“Al Sharpton Is a Huge Fraud,” shouts…Vice.com?
Sharpton’s tardiness in denouncing police militarization is perhaps partly explainable by the fact that, per his own reckoning, he literally operates as a proxy for the Feds—namely the Obama administration. CBS’s 60 Minutes reported on this posture as such: “He’s decided not to criticize the president about anything, even black unemployment that’s twice the national rate.” Since acquiring his own MSNBC show, Sharpton—a former FBI informant, it was revealed in April—has regularly glommed onto highly charged controversies (such as the killing of Trayvon Martin) by presenting himself as a sort of de facto emissary between the White House and the “community” he purports to represent.

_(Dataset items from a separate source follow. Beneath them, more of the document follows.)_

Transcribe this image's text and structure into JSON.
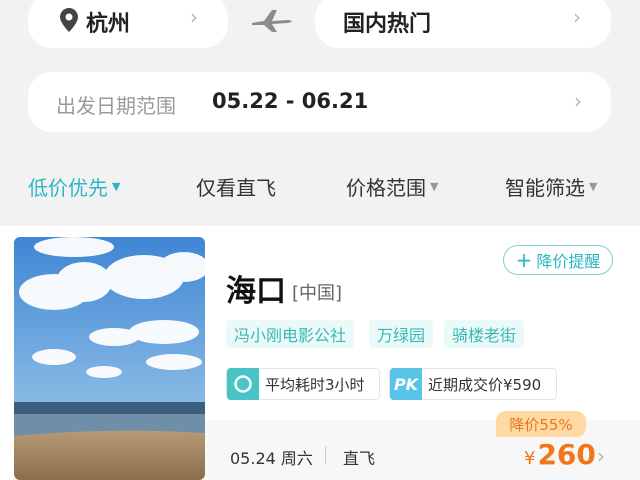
{
  "search": {
    "origin": "杭州",
    "destination": "国内热门",
    "date_label": "出发日期范围",
    "date_range": "05.22 - 06.21"
  },
  "filters": [
    {
      "label": "低价优先",
      "active": true,
      "has_dropdown": true
    },
    {
      "label": "仅看直飞",
      "active": false,
      "has_dropdown": false
    },
    {
      "label": "价格范围",
      "active": false,
      "has_dropdown": true
    },
    {
      "label": "智能筛选",
      "active": false,
      "has_dropdown": true
    }
  ],
  "result": {
    "city": "海口",
    "country": "[中国]",
    "remind_label": "降价提醒",
    "tags": [
      "冯小刚电影公社",
      "万绿园",
      "骑楼老街"
    ],
    "avg_time_label": "平均耗时3小时",
    "pk_label": "PK",
    "recent_price_label": "近期成交价¥590",
    "date": "05.24 周六",
    "flight_type": "直飞",
    "discount_badge": "降价55%",
    "price_symbol": "¥",
    "price": "260"
  },
  "colors": {
    "accent": "#2bb7c4",
    "price": "#f2751b",
    "badge_bg": "#ffd9a3"
  },
  "icons": {
    "origin": "location-pin-icon",
    "swap": "airplane-icon",
    "chevron": "chevron-right-icon",
    "remind": "plus-icon",
    "time": "clock-icon"
  }
}
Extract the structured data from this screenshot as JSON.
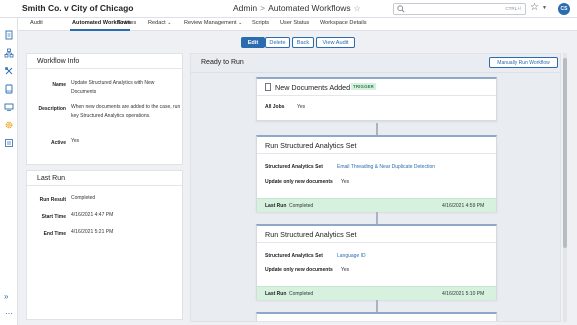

Sharpton postures as a fearless critic of state violence, but one can’t simultaneously be an honest broker about what’s going on in Ferguson—the federal government at Obama’s direction is complicit in extreme terror, escalation, and civil liberties infringements—while simultaneously affirming that the chief executive of the federal government ought to be off limits for scrutiny.
“Sharpton has a long and well-documented history of leveraging his civil rights profile for his own benefit,” journalist Wayne Barrett, who chronicled his travails for 37 years at the Village Voice, wrote on the sordid occasion of Sharpton’s 2011 ascension to the 6 PM MSNBC time slot, replacing Cenk Uygur of The Young Turks. Uygur had garnered excellent ratings in the preceding months, so the removal seemed somewhat puzzling—until Uygur revealed that network executives summoned him to a cartoonishly melodramatic closed-door meeting in which they issued a threat: Think twice before saying anything that might upset certain unnamed “people in Washington.” Uygur didn’t do that, and not long thereafter, he was replaced by Sharpton, a reliable peddler of pro-administration talking points.
Gee fellas, what took you so long to notice?
(Incidentally, who at NBC isn’t a reliable peddler of pro-administration talking points?)
Update: “MSNBC Continues Ratings Slide Despite Sharpton, Ferguson.” As James Taranto quips, responding to Newsmax’s headline, “Fox Butterfield, Is That You?”